Черт возьми! Паренек, кажется, задаст перцу этому сиятельству!..

Молчание, царившее на хорах, готово было прорваться гулом одобрения. Но занавес упал в последний раз.

А легкомысленная Розина, не участвовавшая в представлении, явилась теперь за кулисы и перепутала все роли. Престарелый ее опекун синьор Бартоло, потерпевший на сцене поражение во всех своих происках, показывал озадаченному графу Альмавиве таинственную записку.
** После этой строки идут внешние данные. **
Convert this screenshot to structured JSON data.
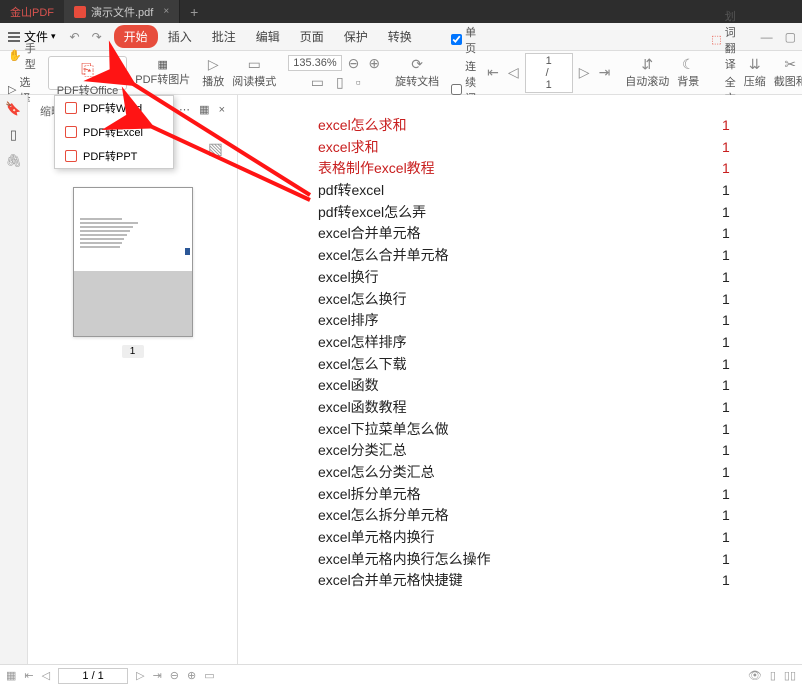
{
  "titlebar": {
    "app_name": "金山PDF",
    "tab_title": "演示文件.pdf",
    "close": "×",
    "plus": "+"
  },
  "menubar": {
    "file": "文件",
    "items": [
      "开始",
      "插入",
      "批注",
      "编辑",
      "页面",
      "保护",
      "转换"
    ]
  },
  "toolbar": {
    "hand": "手型",
    "select": "选择",
    "pdf_to_office": "PDF转Office",
    "pdf_to_image": "PDF转图片",
    "play": "播放",
    "read_mode": "阅读模式",
    "zoom_value": "135.36%",
    "rotate": "旋转文档",
    "single_page": "单页",
    "continuous_read": "连续阅读",
    "auto_scroll": "自动滚动",
    "background": "背景",
    "page_value": "1 / 1",
    "sel_translate": "划词翻译",
    "full_translate": "全文翻译",
    "compress": "压缩",
    "crop": "截图和"
  },
  "dropdown": {
    "items": [
      {
        "label": "PDF转Word"
      },
      {
        "label": "PDF转Excel"
      },
      {
        "label": "PDF转PPT"
      }
    ]
  },
  "thumb": {
    "label": "缩略",
    "close": "×",
    "page_num": "1"
  },
  "doc": {
    "rows": [
      {
        "t": "excel怎么求和",
        "n": "1",
        "red": true
      },
      {
        "t": "excel求和",
        "n": "1",
        "red": true
      },
      {
        "t": "表格制作excel教程",
        "n": "1",
        "red": true
      },
      {
        "t": "pdf转excel",
        "n": "1"
      },
      {
        "t": "pdf转excel怎么弄",
        "n": "1"
      },
      {
        "t": "excel合并单元格",
        "n": "1"
      },
      {
        "t": "excel怎么合并单元格",
        "n": "1"
      },
      {
        "t": "excel换行",
        "n": "1"
      },
      {
        "t": "excel怎么换行",
        "n": "1"
      },
      {
        "t": "excel排序",
        "n": "1"
      },
      {
        "t": "excel怎样排序",
        "n": "1"
      },
      {
        "t": "excel怎么下载",
        "n": "1"
      },
      {
        "t": "excel函数",
        "n": "1"
      },
      {
        "t": "excel函数教程",
        "n": "1"
      },
      {
        "t": "excel下拉菜单怎么做",
        "n": "1"
      },
      {
        "t": "excel分类汇总",
        "n": "1"
      },
      {
        "t": "excel怎么分类汇总",
        "n": "1"
      },
      {
        "t": "excel拆分单元格",
        "n": "1"
      },
      {
        "t": "excel怎么拆分单元格",
        "n": "1"
      },
      {
        "t": "excel单元格内换行",
        "n": "1"
      },
      {
        "t": "excel单元格内换行怎么操作",
        "n": "1"
      },
      {
        "t": "excel合并单元格快捷键",
        "n": "1"
      }
    ]
  },
  "status": {
    "page": "1 / 1"
  }
}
Прекрасный граф Альмавива, только что пожинавший эфемерные лавры, смотрел на записку с завистью, а Бартоло-Фирс читал с увлечением: «В полночь, когда весь дом заснет, ждите меня в розовой беседке».

– Когда ты успел? – спросил Глинка.

Фирс ничего не ответил, он бережно сложил записку и спрятал.

Незадолго до полуночи Голицын покинул друзей. Августовская ночь была на редкость хороша – теплая, звездная, тихая. В такую ночь неведомо о чем тоскует юность и легче раскрывается девичье сердце. В такую ночь опасности подстерегают легкомысленную Розину на каждом шагу.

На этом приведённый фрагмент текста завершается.